Alfred Marshall, Knut Wicksell, and John Maynard Keynes
Marshall was motivated to study economics observing poverty among labourers in the East End of London. In chapter 1 of his Principles of Economics (1890), he states his object of studying economics.
He found the primary cause of poverty of labourers in the low quality of their labour. Theoretically, this means a low productivity of labour, and the wage rate will become equal to the marginal productivity of labour. Usually it is assumed that the marginal productivity of labour is decreasing. In this view of distribution of income, a low wage rate is caused by low quality of labour or excessive supply of labour. His way to better the standard of life of labourers was to raise the productivity of labourers and to restrain population growth. He proposed to give them education, more leisure time and better living conditions (better food, better houses, a better environment, and so on), in short, to make the labourers more educated and more healthy.Knut Wicksell in Sweden had a keen interest in the problem of poverty. He saw the main cause of poverty in an excessive population. He ardently supported neoMalthusianism. In his main work, Lectures on Political Economy (original Swedish version, 1901), chapter 1 begins by discussing the population problem, although that chapter was not included in the English (1934) version.

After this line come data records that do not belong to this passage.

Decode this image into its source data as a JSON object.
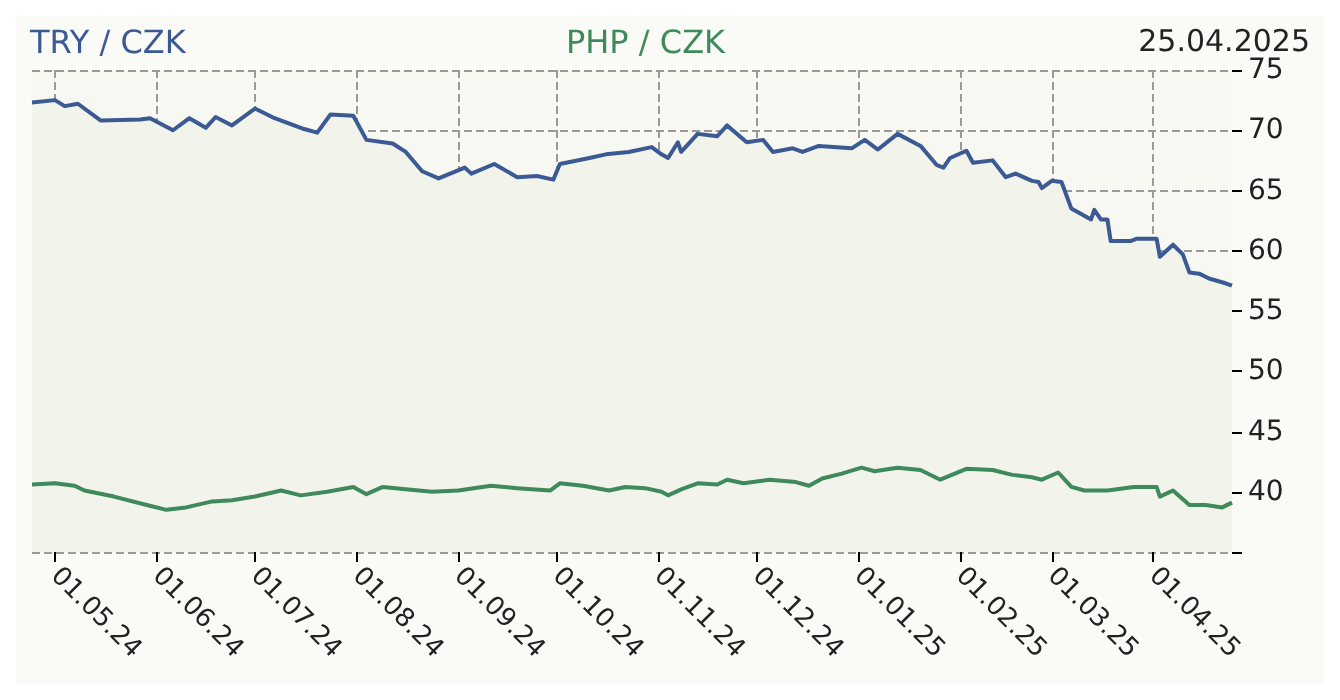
{
  "chart_data": {
    "type": "line",
    "title": "25.04.2025",
    "xlim": [
      "2024-04-24",
      "2025-04-25"
    ],
    "series": [
      {
        "name": "TRY / CZK",
        "color": "#3b5a94",
        "x": [
          "2024-04-24",
          "2024-05-01",
          "2024-05-04",
          "2024-05-08",
          "2024-05-15",
          "2024-05-27",
          "2024-05-30",
          "2024-06-06",
          "2024-06-11",
          "2024-06-16",
          "2024-06-19",
          "2024-06-24",
          "2024-07-01",
          "2024-07-07",
          "2024-07-16",
          "2024-07-20",
          "2024-07-24",
          "2024-07-31",
          "2024-08-04",
          "2024-08-12",
          "2024-08-16",
          "2024-08-21",
          "2024-08-26",
          "2024-09-03",
          "2024-09-05",
          "2024-09-12",
          "2024-09-19",
          "2024-09-25",
          "2024-09-30",
          "2024-10-02",
          "2024-10-11",
          "2024-10-16",
          "2024-10-23",
          "2024-10-30",
          "2024-11-02",
          "2024-11-04",
          "2024-11-07",
          "2024-11-08",
          "2024-11-13",
          "2024-11-19",
          "2024-11-22",
          "2024-11-28",
          "2024-12-03",
          "2024-12-06",
          "2024-12-12",
          "2024-12-15",
          "2024-12-20",
          "2024-12-30",
          "2025-01-03",
          "2025-01-07",
          "2025-01-13",
          "2025-01-20",
          "2025-01-25",
          "2025-01-27",
          "2025-01-29",
          "2025-02-03",
          "2025-02-05",
          "2025-02-11",
          "2025-02-15",
          "2025-02-18",
          "2025-02-23",
          "2025-02-25",
          "2025-02-26",
          "2025-03-01",
          "2025-03-04",
          "2025-03-07",
          "2025-03-13",
          "2025-03-14",
          "2025-03-16",
          "2025-03-18",
          "2025-03-19",
          "2025-03-25",
          "2025-03-27",
          "2025-04-02",
          "2025-04-03",
          "2025-04-07",
          "2025-04-10",
          "2025-04-12",
          "2025-04-15",
          "2025-04-18",
          "2025-04-23",
          "2025-04-25"
        ],
        "values": [
          72.3,
          72.5,
          72.0,
          72.2,
          70.8,
          70.9,
          71.0,
          70.0,
          71.0,
          70.2,
          71.1,
          70.4,
          71.8,
          71.0,
          70.1,
          69.8,
          71.3,
          71.2,
          69.2,
          68.9,
          68.2,
          66.6,
          66.0,
          66.9,
          66.4,
          67.2,
          66.1,
          66.2,
          65.9,
          67.2,
          67.7,
          68.0,
          68.2,
          68.6,
          68.0,
          67.7,
          69.0,
          68.2,
          69.7,
          69.5,
          70.4,
          69.0,
          69.2,
          68.2,
          68.5,
          68.2,
          68.7,
          68.5,
          69.2,
          68.4,
          69.7,
          68.7,
          67.1,
          66.9,
          67.7,
          68.3,
          67.3,
          67.5,
          66.1,
          66.4,
          65.8,
          65.7,
          65.2,
          65.8,
          65.7,
          63.5,
          62.6,
          63.4,
          62.6,
          62.6,
          60.8,
          60.8,
          61.0,
          61.0,
          59.5,
          60.5,
          59.7,
          58.2,
          58.1,
          57.7,
          57.3,
          57.1
        ]
      },
      {
        "name": "PHP / CZK",
        "color": "#3f8a5a",
        "x": [
          "2024-04-24",
          "2024-05-01",
          "2024-05-07",
          "2024-05-10",
          "2024-05-19",
          "2024-05-29",
          "2024-06-04",
          "2024-06-10",
          "2024-06-18",
          "2024-06-24",
          "2024-07-01",
          "2024-07-09",
          "2024-07-15",
          "2024-07-23",
          "2024-07-31",
          "2024-08-04",
          "2024-08-09",
          "2024-08-16",
          "2024-08-24",
          "2024-09-01",
          "2024-09-11",
          "2024-09-19",
          "2024-09-29",
          "2024-10-02",
          "2024-10-09",
          "2024-10-17",
          "2024-10-22",
          "2024-10-28",
          "2024-11-02",
          "2024-11-04",
          "2024-11-08",
          "2024-11-13",
          "2024-11-19",
          "2024-11-22",
          "2024-11-27",
          "2024-12-05",
          "2024-12-13",
          "2024-12-17",
          "2024-12-21",
          "2024-12-27",
          "2025-01-02",
          "2025-01-06",
          "2025-01-13",
          "2025-01-20",
          "2025-01-26",
          "2025-02-03",
          "2025-02-11",
          "2025-02-17",
          "2025-02-23",
          "2025-02-26",
          "2025-03-03",
          "2025-03-07",
          "2025-03-11",
          "2025-03-18",
          "2025-03-26",
          "2025-04-02",
          "2025-04-03",
          "2025-04-07",
          "2025-04-12",
          "2025-04-17",
          "2025-04-22",
          "2025-04-25"
        ],
        "values": [
          40.6,
          40.7,
          40.5,
          40.1,
          39.6,
          38.9,
          38.5,
          38.7,
          39.2,
          39.3,
          39.6,
          40.1,
          39.7,
          40.0,
          40.4,
          39.8,
          40.4,
          40.2,
          40.0,
          40.1,
          40.5,
          40.3,
          40.1,
          40.7,
          40.5,
          40.1,
          40.4,
          40.3,
          40.0,
          39.7,
          40.2,
          40.7,
          40.6,
          41.0,
          40.7,
          41.0,
          40.8,
          40.5,
          41.1,
          41.5,
          42.0,
          41.7,
          42.0,
          41.8,
          41.0,
          41.9,
          41.8,
          41.4,
          41.2,
          41.0,
          41.6,
          40.4,
          40.1,
          40.1,
          40.4,
          40.4,
          39.6,
          40.1,
          38.9,
          38.9,
          38.7,
          39.1
        ]
      }
    ],
    "ylim": [
      35,
      75
    ],
    "yticks": [
      {
        "value": 35,
        "label": null
      },
      40,
      45,
      50,
      55,
      60,
      65,
      70,
      75
    ],
    "xticks": [
      {
        "value": "2024-05-01",
        "label": "01.05.24"
      },
      {
        "value": "2024-06-01",
        "label": "01.06.24"
      },
      {
        "value": "2024-07-01",
        "label": "01.07.24"
      },
      {
        "value": "2024-08-01",
        "label": "01.08.24"
      },
      {
        "value": "2024-09-01",
        "label": "01.09.24"
      },
      {
        "value": "2024-10-01",
        "label": "01.10.24"
      },
      {
        "value": "2024-11-01",
        "label": "01.11.24"
      },
      {
        "value": "2024-12-01",
        "label": "01.12.24"
      },
      {
        "value": "2025-01-01",
        "label": "01.01.25"
      },
      {
        "value": "2025-02-01",
        "label": "01.02.25"
      },
      {
        "value": "2025-03-01",
        "label": "01.03.25"
      },
      {
        "value": "2025-04-01",
        "label": "01.04.25"
      }
    ],
    "grid": true,
    "marker": "none",
    "line_style": "solid"
  }
}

As is well known, J.M. Keynes elaborated his theory of employment to show the fundamental cause of mass unemployment in the 1930s. Unemployment is one of the most serious causes of poverty in affluent societies (The General Theory of Employment, Interest and Money, 1936). He also had a profound interest in the population problem, because he believed that an excessive increase of population would lead to the decline of the standard of living of the people of the country by making the terms of trade in international trade worse for Britain. In his youth, Keynes was a neo-Malthusian and participated in the movement to promote the use of artificial birth control, but in the 1930s he changed his mind and became concerned with the decrease of population after there appeared forecasts of a future decline of the population in Britain (see Toye 2000).